POLITICAL SKILL. Obama has been a smashing success in putting his stamp on policies and getting them enacted: economic stimulus, health care, financial reform. But that’s only half of what’s required of a president politically. The other half is fostering and husbanding public support—enthusiasm even—for his programs. Obama has failed at this. Rather than gain popular backing for his health care plan, its passage has spawned a movement to repeal it, led by Republicans and Tea Party activists.

A president needs to be a commanding presence in Washington. Obama hasn’t been. He farmed out the drafting of his stimulus and health care bills to Democratic leaders in Congress. The old adage about a president proposing and Congress disposing has sometimes been stood on its head during Obama’s presidency. Obama did, however, assert White House control over the financial reform bill.

VISION. Obama had a great one as a candidate. He would change the way Washington does business, end the political polarization, drive lobbyists from the public square, and create a more bipartisan, civil nation’s capital. None of that has happened. A vision can be a set of guiding principles that make a president’s policies hang together as a coherent whole. To the extent Obama has a vision, it appears to revolve around the notion that the federal government should intervene more aggressively in just about everything. Such a vision turns out to be unpopular in 2010.

ORGANIZATIONAL CAPACITY. As best one can tell, Obama has organized his administration effectively. Greenstein suggests, in his book The Presidential Difference, that a president’s success in designing “effective institutional arrangements” may not become totally clear until after he leaves office. That’s probably true in Obama’s case.

COGNITIVE STYLE. Obama definitely is a master when it comes to acquiring and sifting information and using it effectively. Obama always seems to have plenty of relevant information that he can call up. He’s impressive at trotting out details. Whether this is crucial to presidential success is another thing entirely. The most successful president in the past half-century was Reagan, whose cognitive style and ability to summon details were not among his strengths.

EMOTIONAL INTELLIGENCE. You know a president has this when you see it. It’s the ability to control one’s emotions and not let them detract from a president’s mission. Bill Clinton, for instance, had little emotional intelligence.
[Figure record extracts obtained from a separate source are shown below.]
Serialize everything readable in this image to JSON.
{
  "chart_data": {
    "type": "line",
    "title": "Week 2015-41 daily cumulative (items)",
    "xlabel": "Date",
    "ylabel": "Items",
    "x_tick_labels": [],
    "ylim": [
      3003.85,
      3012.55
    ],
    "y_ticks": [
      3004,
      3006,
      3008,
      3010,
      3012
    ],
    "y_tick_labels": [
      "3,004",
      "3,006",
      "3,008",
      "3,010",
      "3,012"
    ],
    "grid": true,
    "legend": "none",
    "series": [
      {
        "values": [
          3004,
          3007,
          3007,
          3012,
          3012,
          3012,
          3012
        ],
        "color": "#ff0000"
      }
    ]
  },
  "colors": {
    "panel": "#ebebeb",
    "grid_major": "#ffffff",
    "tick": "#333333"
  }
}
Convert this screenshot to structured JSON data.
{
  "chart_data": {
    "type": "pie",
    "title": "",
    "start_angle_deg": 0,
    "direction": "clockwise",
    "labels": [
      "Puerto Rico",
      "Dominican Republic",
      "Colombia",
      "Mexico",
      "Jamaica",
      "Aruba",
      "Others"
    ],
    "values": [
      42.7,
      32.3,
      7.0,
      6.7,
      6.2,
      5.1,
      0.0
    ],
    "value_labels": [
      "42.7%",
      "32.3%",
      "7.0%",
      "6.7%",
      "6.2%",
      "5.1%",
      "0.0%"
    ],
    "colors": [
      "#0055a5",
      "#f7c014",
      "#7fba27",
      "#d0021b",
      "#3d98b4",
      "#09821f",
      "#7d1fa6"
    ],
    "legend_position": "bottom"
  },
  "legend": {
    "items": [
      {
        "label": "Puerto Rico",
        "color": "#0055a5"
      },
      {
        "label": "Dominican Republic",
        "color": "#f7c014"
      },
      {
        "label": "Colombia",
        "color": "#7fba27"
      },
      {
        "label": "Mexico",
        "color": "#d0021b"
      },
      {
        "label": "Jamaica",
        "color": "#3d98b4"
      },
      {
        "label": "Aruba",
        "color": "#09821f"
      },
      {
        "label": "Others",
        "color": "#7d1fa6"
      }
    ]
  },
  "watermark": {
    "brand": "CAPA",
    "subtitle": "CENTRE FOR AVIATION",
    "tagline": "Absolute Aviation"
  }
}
Neither did Richard Nixon. Greenstein believes Presidents Eisenhower, Ford, and the first Bush had plenty. Obama, with his cool demeanor, isn’t in their class but he’s close. Recently, however, he’s been peevish in public—not a good sign.

The problem for Obama on these six criteria is that he does well when measured by the three less important ones—cognitive style, organizational ability, and emotional intelligence. On the big ones—communication, political skill, vision—he slips. This, better than poll results, explains why his presidency is in so much trouble.